- Nearly 100% of hearing Americans said they would "absolutely and/or likely" recommend a deaf individual for a job, according to a poll commissioned by the Communication Service for the Deaf (CSD). More than two-thirds of respondents said they believe deaf individuals offer different perspectives that are beneficial in the workplace.
- But just 30% of survey respondents said that a deaf person could "absolutely" perform their own job equally well or better. Only 38% said a deaf individual would be "absolutely" as equally likely to succeed in life as a hearing person.
- CSD said that bias against deaf individuals can surface even when they're in positions of authority, despite proof of their capability. For example, the survey found that among hearing people, 43% would "absolutely" vote for a deaf U.S. presidential candidate if his or her beliefs aligned with their own. Almost half said a deaf person is "absolutely" capable of being CEO or president of Fortune 500 company. And 80% to 90% think a deaf individual could perform a range of IT jobs, while 50% less have confidence that he or she could work as truck drivers, lifeguards or pilots.
The U.S. Bureau of Labor Statistics has reported low unemployment rates for the past several months, and these figures include lower unemployment rates for Americans with disabilities. In February, the employment rate for workers with disabilities was just 19.1%; jobless rates for individuals with disabilities are higher across all educational levels than for those without disabilities.
It's unclear how much of the hiring disparity is due to bias, but the CSD survey results indicate show that its involvement seems likely. Inherent biases present challenges for employers looking to expand diversity and inclusion efforts to hire, engage and retain workers with disabilities. At an October conference, corporate leaders laid out strategies to improve inclusion for individuals with disabilities, recommending employers prioritize accessibility, flexibility and representation. At Starbucks, which participated in the conference, some baristas who identify as deaf wear aprons that sport the company's logo spelled out in American Sign Language. The idea came from a deaf employee who wanted to help workers and customers better connect.

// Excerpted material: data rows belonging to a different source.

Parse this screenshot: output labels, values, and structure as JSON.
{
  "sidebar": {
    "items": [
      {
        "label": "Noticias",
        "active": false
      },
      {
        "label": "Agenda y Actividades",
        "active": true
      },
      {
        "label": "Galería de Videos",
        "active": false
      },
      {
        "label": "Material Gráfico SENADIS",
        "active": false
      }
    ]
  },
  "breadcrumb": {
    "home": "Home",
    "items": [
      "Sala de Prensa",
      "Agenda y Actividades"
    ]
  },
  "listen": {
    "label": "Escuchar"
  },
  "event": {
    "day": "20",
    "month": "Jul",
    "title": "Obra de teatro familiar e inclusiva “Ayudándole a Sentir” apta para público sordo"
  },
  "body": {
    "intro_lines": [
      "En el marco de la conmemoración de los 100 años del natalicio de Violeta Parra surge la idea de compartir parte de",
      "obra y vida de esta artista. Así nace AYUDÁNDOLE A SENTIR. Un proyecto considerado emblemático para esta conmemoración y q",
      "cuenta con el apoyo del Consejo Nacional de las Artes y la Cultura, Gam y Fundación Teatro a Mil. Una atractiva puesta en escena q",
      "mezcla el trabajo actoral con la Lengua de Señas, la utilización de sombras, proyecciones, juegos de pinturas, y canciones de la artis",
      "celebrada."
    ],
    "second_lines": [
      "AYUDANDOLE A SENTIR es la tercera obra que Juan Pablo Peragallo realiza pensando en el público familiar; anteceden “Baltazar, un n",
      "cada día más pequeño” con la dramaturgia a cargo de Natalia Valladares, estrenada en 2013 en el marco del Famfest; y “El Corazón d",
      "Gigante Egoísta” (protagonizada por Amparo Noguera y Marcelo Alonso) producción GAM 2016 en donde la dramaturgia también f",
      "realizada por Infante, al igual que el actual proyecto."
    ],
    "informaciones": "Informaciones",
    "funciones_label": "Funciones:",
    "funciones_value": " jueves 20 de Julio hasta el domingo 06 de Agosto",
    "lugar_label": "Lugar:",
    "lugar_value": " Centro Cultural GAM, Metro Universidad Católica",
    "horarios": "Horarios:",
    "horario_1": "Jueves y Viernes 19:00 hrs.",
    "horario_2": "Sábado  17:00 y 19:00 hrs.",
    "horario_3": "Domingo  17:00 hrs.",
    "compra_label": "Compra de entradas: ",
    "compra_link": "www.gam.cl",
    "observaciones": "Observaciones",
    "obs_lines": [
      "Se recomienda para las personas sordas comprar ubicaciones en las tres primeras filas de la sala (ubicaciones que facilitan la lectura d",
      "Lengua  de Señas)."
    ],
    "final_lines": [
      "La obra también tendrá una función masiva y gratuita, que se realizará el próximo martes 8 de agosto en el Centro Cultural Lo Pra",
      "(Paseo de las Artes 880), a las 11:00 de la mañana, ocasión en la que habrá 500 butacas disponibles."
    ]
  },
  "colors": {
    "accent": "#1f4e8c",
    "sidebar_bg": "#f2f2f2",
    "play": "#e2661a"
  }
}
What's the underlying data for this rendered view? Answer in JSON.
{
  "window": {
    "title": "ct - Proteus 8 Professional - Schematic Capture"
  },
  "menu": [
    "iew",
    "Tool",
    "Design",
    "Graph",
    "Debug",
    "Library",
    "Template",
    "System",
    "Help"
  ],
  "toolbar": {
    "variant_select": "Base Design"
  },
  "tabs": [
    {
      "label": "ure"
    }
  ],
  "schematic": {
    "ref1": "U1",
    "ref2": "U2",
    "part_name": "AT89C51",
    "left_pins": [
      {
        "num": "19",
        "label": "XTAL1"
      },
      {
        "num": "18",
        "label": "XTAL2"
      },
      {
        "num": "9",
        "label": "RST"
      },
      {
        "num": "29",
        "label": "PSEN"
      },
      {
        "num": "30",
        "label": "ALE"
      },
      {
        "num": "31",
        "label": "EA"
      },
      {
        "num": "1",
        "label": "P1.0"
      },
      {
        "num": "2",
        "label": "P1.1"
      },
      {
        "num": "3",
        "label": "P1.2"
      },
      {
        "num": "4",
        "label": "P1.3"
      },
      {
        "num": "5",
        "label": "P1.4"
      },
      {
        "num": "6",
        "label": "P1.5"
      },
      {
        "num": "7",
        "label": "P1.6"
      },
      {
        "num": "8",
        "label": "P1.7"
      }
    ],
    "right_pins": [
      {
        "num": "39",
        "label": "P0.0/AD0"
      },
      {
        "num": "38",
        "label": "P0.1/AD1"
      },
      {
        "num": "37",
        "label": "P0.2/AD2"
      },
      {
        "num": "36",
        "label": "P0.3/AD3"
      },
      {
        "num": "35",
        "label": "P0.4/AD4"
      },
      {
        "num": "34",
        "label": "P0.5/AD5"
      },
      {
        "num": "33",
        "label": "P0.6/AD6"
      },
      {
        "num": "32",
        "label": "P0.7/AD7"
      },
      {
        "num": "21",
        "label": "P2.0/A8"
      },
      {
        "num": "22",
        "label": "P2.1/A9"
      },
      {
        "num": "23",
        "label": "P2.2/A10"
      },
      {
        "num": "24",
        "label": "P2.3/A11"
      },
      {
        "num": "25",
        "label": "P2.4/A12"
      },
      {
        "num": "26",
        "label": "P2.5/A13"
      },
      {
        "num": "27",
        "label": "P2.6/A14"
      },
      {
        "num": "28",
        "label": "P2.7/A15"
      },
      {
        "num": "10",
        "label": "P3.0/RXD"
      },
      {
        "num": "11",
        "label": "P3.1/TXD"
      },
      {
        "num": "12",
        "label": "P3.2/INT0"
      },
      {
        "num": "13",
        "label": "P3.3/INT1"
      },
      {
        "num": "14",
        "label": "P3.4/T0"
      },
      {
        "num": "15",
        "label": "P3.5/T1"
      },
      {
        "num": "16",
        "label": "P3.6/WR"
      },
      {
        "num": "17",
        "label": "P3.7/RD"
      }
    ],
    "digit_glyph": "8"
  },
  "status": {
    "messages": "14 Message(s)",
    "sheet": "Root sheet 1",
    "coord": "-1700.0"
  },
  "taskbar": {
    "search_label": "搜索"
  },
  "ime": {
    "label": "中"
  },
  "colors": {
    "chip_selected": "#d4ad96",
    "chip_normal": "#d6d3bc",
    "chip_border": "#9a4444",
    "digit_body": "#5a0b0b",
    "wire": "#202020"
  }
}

It's worth noting, too, that the National Organization on Disability has guidelines to help employers and HR professionals interact with employees of all abilities. Experts recommended hearing persons tap the shoulder of someone with a hearing impairment to get his or her attention before looking them in the eye and speaking clearly, keeping the hands away from the mouth while talking. Moreover, if a deaf individual works with an interpreter, the person speaking should still look at the person he or she is speaking to, rather than directing his or her attention at the interpreter, the group suggests.
Employers also must remember that the Americans with Disabilities Act prohibits discrimination against both applicants and employees with disabilities. It also requires employers to provide reasonable accommodations to workers to enable them to perform the essential duties of a job, as long as there's no undue hardship to the organization.